Gemessen an dieser verwirrenden Gemengelage ist die eigentliche verteidigungspolitische Frage, um die es hier geht, jedoch erstaunlich leicht zu beantworten. Wer wie Kanzler Olaf Scholz will, dass „Russland nicht gewinnt und die Ukraine nicht verliert“, der kommt nicht umhin, folgende Tatsache anzuerkennen: Kiew muss russische Stellungen bekämpfen dürfen, die Wladimir Putins völkerrechtswidrigen Angriff ins Werk setzen, etwa in Gestalt von erbarmungsloser Dauerartillerie gegen die Stadt Charkiw oder das, was davon noch übrig ist. Ob diese russischen Stellungen nun ein paar Kilometer diesseits oder jenseits der ukrainischen Grenze liegen, spielt dabei nach Einschätzung von Experten völkerrechtlich keine Rolle. Moralisch sowieso nicht.

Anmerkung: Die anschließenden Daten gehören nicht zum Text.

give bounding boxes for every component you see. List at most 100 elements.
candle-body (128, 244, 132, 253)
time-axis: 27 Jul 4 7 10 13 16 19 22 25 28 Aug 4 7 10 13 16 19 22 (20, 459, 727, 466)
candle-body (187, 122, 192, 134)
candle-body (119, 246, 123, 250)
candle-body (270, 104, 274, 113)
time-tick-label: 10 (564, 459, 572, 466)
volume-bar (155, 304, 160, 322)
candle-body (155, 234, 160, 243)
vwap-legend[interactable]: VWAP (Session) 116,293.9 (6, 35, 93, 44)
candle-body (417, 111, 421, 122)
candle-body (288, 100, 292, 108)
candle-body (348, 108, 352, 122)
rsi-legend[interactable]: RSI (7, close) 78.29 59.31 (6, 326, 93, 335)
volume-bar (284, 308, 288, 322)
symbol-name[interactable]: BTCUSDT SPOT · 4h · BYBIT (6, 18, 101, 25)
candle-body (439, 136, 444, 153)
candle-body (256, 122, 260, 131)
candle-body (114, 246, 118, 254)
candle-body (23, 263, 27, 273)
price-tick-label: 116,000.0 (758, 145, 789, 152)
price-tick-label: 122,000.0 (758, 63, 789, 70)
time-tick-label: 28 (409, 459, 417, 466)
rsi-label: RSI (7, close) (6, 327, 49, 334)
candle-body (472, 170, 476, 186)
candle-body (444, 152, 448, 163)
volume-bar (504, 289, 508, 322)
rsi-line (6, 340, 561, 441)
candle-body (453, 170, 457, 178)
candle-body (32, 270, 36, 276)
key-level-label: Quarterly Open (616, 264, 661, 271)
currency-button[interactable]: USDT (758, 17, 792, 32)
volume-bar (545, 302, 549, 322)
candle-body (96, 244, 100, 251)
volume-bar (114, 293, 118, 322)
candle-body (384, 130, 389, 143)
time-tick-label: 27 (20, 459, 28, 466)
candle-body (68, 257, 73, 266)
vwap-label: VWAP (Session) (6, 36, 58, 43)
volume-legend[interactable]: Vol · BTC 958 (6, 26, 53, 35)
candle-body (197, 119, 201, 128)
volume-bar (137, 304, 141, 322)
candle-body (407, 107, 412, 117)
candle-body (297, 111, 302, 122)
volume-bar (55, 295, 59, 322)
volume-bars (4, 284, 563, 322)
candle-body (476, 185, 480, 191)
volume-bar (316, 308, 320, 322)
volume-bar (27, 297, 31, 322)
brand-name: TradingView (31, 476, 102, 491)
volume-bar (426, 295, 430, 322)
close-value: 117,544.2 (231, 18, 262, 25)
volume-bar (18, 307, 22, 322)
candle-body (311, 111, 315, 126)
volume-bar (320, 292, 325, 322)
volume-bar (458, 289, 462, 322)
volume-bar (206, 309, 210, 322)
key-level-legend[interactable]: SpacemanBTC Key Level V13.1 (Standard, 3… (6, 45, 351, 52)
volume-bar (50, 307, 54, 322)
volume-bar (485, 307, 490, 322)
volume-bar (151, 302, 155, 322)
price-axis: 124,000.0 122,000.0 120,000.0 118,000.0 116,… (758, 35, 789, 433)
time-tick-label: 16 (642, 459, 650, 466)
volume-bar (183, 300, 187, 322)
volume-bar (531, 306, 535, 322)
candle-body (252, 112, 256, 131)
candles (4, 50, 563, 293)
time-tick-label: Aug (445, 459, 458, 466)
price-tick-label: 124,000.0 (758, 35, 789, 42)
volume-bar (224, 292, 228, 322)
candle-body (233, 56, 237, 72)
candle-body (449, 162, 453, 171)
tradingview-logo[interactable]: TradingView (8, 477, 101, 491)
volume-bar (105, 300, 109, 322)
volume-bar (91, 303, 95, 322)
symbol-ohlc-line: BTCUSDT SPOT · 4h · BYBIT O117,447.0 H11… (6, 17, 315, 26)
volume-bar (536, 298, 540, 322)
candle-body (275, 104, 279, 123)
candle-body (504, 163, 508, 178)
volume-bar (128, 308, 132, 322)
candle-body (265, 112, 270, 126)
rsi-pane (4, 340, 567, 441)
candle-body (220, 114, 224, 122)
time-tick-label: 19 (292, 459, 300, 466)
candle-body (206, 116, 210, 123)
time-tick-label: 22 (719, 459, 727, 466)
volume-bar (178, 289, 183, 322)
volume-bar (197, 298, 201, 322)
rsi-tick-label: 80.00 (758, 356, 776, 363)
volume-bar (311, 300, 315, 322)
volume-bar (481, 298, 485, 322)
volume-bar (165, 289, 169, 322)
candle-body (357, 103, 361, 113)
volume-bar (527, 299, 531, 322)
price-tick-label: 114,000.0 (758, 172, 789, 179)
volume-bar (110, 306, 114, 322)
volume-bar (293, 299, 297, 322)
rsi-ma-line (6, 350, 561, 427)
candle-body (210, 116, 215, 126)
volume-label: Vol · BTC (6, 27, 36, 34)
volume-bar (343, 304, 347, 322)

Aber wird Kremlchef Putin nicht, wenn ukrainische Soldaten dabei etwa deutsche Panzerhaubitzen einsetzen, Deutschland eine Eskalation des Krieges vorwerfen? Das steht zu befürchten, ja. Nur: Was würde das ändern? Die Ukrainer verteidigen sich schließlich schon jetzt Tag und Nacht auch mit deutscher Ausrüstung gegen russische Soldaten. Der Vorbehalt „Aber nicht auf russischem Boden“ ist rein kosmetischer Natur – und müsste nach Putins eigener Logik ohnehin unwirksam sein: Laut seiner Propaganda sind ja große Teile der Ukraine selbst „historisch russisch“.
Einmal abgesehen davon, dass Putin sowieso keine konkreten Vorfälle benötigt, um Deutschland oder sonst wem eine Eskalation vorzuwerfen. Im Kreml entscheidet man frei, warum man wann wem welchen Vorwurf machen will. Der Westen wird das einkalkulieren. Seine Entscheidungen danach ausrichten darf er keinesfalls.